On Wed, 21 Jun 2023 at 19:57, Jason A. Donenfeld Jason@zx2c4.com wrote:
+Ard - any ideas here?
On Wed, Jun 21, 2023 at 10:46 AM Linux regression tracking (Thorsten Leemhuis) regressions@leemhuis.info wrote:
[added Jason (who authored the culprit) to the list of recipients; moved net people and list to BCC, guess they are not much interested in this anymore then]
On 21.06.23 08:07, Sami Korkalainen wrote:
I bisected again. It seems I made some mistake last time, as I got a different result this time. Maybe, because these problematic kernels may boot fine sometimes, like I said before.
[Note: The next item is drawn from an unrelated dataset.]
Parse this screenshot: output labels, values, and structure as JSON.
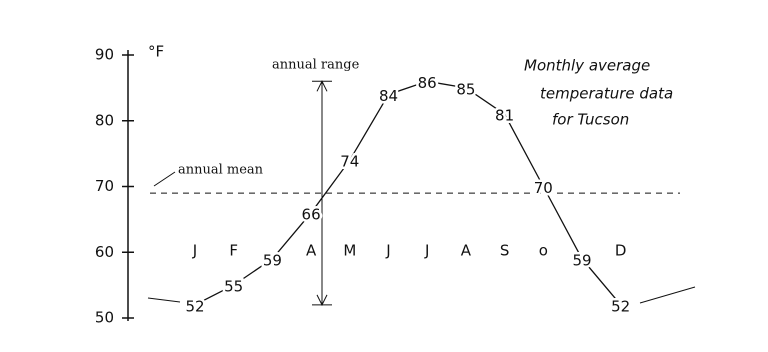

Anyway, first bad commit (makes much more sense this time): e7b813b32a42a3a6281a4fd9ae7700a0257c1d50 efi: random: refresh non-volatile random seed when RNG is initialized
I confirmed that this is the code causing the issue by commenting it out (see the patch file). Without this code, the latest mainline boots fine.
Jason, in that case it seems this is something for you. For the initial report, see here:
https://lore.kernel.org/all/GQUnKz2al3yke5mB2i1kp3SzNHjK8vi6KJEh7rnLrOQ24Orl...
Quoting a part of it:
Linux 6.2 and newer are (mostly) unbootable on my old HP 6730b laptop, the 6.1.30 works still fine. The weirdest thing is that newer kernels (like 6.3.4 and 6.4-rc3) may boot ok on the first try, but when rebooting, the very same version doesn't boot. Some times, when trying to boot, I get this message repeated forever: ACPI Error: No handler or method for GPE [XX], disabling event (20221020/evgpe-839) On newer kernels, the date is 20230331 instead of 20221020. There is also some other error, but I can't read it as it gets overwritten by the other ACPI error, see image linked at the end. And some times, the screen will just stay completely blank. I tried booting with acpi=off, but it does not help.
Catching up with email after my vacation, apologies for the delay.
This ship seems to have sailed in the meantime, but I'll contribute some observations anyway.
The machine in question appears to be Vista-era Windows laptop, and I am not surprised at all that the firmware is flaky. In those days, firmware testing was limited to boot testing Windows, and nobody bothered testing for EFI compliance beyond that (as it is not needed to get the Windows sticker)
However, the failure mode still strikes me as odd, and I'd be interested in finding out whether booting with efi=noruntime makes a difference at all, as that would prevent the SetVariable() all from taking place, without affecting anything else.
Setting the variable from user space is ultimately a better choice, I think. The reason it was avoided it here is so that we don't have to rely on user space to set limited permissions on the efivarfs file entry in order to avoid the seed from being world readable (which is something, e.g., systemd does today for other 'sensitive' EFI variables, whatever that means). But given that this variable is in its own GUIDed namespace, we could easily fix that in efivarfs itself.